Characterization of Nipah Virus from Outbreaks in Bangladesh, 2008–2010

Michael K. Lo

, Luis Lowe, Kimberly B. Hummel, Hossain M.S. Sazzad, Emily S. Gurley, M. Jahangir Hossain, Stephen P. Luby, David M. Miller, James A. Comer, Pierre E. Rollin, William J. Bellini, and Paul A. Rota

Author affiliations: Centers for Disease Control and Prevention, Atlanta, Georgia, USA (M.K. Lo, L. Lowe, K.B. Hummel, D.M. Miller, J.A. Comer, P.E. Rollin, W.J. Bellini, P.A. Rota); International Centre for Diarrheal Disease Research, Bangladesh, Dhaka, Bangladesh (H.M.S. Sazzad, E.S. Gurley, M.J. Hossain, S.P. Luby)

Abstract

Nipah virus (NiV) is a highly pathogenic paramyxovirus that causes fatal encephalitis in humans. The initial outbreak of NiV infection occurred in Malaysia and Singapore in 1998–1999; relatively small, sporadic outbreaks among humans have occurred in Bangladesh since 2001. We characterized the complete genomic sequences of identical NiV isolates from 2 patients in 2008 and partial genomic sequences of throat swab samples from 3 patients in 2010, all from Bangladesh. All sequences from patients in Bangladesh comprised a distinct genetic group. However, the detection of 3 genetically distinct sequences from patients in the districts of Faridpur and Gopalganj indicated multiple co-circulating lineages in a localized region over a short time (January–March 2010). Sequence comparisons between the open reading frames of all available NiV genes led us to propose a standardized protocol for genotyping NiV; this protcol provides a simple and accurate way to classify current and future NiV sequences.

Nipah virus (NiV) is a deadly paramyxovirus that was first described during 1998–1999 in Malaysia and Singapore, when a large epidemic of fatal encephalitis occurred in humans (283 cases, 109 deaths) (1). In this initial outbreak, most human cases were epidemiologically linked with activities involving close contact with sick pigs; the outbreak ended after >1 million pigs were culled and movement of pigs was stopped (2).

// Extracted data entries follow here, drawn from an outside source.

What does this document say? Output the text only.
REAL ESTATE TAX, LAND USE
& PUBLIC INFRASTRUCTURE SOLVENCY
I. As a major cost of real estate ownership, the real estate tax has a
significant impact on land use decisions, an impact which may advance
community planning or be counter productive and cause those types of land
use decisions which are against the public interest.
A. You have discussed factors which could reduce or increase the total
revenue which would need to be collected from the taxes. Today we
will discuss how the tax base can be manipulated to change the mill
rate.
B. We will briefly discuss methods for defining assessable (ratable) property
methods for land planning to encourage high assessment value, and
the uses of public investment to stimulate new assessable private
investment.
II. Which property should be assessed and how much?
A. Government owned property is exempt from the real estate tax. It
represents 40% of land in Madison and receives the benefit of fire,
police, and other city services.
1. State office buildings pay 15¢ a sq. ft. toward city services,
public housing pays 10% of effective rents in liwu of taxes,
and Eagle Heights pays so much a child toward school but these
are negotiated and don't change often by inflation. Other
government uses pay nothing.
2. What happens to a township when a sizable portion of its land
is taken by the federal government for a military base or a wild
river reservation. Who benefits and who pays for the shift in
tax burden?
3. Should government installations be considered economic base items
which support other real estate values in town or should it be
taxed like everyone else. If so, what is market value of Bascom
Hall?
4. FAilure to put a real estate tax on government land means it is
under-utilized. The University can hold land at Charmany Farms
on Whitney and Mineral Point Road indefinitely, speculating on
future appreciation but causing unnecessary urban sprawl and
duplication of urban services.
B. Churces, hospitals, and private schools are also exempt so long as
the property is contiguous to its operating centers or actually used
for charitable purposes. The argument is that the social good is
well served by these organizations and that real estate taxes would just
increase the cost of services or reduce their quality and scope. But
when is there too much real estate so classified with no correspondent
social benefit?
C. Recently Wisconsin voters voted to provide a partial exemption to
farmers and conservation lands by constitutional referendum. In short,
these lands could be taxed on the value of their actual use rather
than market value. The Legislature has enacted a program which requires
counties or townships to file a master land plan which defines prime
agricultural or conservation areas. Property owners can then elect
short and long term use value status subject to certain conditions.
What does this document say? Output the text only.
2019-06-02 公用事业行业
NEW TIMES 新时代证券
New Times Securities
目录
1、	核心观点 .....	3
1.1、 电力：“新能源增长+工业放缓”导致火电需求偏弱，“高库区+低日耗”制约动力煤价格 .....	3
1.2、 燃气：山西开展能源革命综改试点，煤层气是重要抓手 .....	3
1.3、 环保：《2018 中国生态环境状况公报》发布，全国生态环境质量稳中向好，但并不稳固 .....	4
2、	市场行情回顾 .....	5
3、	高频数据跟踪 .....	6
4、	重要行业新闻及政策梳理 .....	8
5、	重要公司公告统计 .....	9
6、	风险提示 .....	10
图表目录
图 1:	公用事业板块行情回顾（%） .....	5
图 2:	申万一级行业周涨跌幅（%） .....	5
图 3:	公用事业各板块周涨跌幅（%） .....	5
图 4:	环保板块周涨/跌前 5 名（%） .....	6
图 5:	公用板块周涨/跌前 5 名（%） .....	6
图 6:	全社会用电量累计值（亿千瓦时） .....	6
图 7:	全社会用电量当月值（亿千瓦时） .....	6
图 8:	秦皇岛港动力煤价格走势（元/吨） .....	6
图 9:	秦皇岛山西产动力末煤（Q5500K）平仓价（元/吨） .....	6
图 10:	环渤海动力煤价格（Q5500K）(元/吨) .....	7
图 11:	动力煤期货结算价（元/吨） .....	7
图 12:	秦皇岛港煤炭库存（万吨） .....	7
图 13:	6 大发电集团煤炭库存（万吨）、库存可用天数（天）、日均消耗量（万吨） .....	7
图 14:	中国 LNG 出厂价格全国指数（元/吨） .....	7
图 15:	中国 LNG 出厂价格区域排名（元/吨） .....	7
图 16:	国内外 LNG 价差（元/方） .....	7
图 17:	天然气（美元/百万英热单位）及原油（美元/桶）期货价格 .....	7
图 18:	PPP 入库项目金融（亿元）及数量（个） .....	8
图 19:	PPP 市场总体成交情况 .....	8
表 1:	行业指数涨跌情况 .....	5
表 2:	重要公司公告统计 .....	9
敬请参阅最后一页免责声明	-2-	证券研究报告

Although NiV infection has not been detected in Malaysia or Singapore since 1999, NiV has caused recurring (almost annual) outbreaks of fatal encephalitis in Bangladesh and sporadic outbreaks in India since 2001 (3–6). The outbreaks in Bangladesh have demonstrated human-to-human and foodborne transmission of NiV (7–9). Although the outbreaks in Bangladesh have been smaller, the case-fatality rates have been consistently higher (≈75%) than those from the initial outbreak in Malaysia and Singapore (≈40%) (8,10).
The clinical case definition used in Bangladesh differs from that used during the Malaysia outbreak and focuses on fatal or severe neurologic signs and symptoms. Sequence analysis of virus isolates and clinical samples obtained from persons affected by the outbreaks in Bangladesh and India indicated greater nucleotide heterogeneity than those from Malaysia (3,4,11).

Within 2 weeks in Bangladesh during February 2008, 2 clusters of human NiV infection resulted in 10 cases with 9 deaths (90% case-fatality rate). The locations of the clusters (Rajbari and Manikgonj districts) were ≈44 km apart, separated by the intersection of the Padma and Jamuna Rivers. The outbreak was linked to ingestion of raw date palm sap (12). From December 2009 through March 2010, an outbreak of NiV infection in Fardipur and Gopalganj districts was responsible for 17 cases and 15 deaths (88% case-fatality rate) (6).
In this study, we confirmed the suspected clinical cases of NiV infection from both outbreaks by using IgM and IgG ELISAs, real-time and conventional reverse transcription PCR (RT-PCR), and virus isolation. We characterized the complete genomic sequences of 2 identical NiV isolates from 2008 and 3 partial genomic sequences of isolates from 2010. Our results indicate the presence of multiple co-circulating lineages of NiV in a localized region over a short time in 2010. Phylogenetic and sequence analysis of all currently available full-length NiV gene open reading frames (ORFs) led us to propose a standardized protocol for genotyping NiV.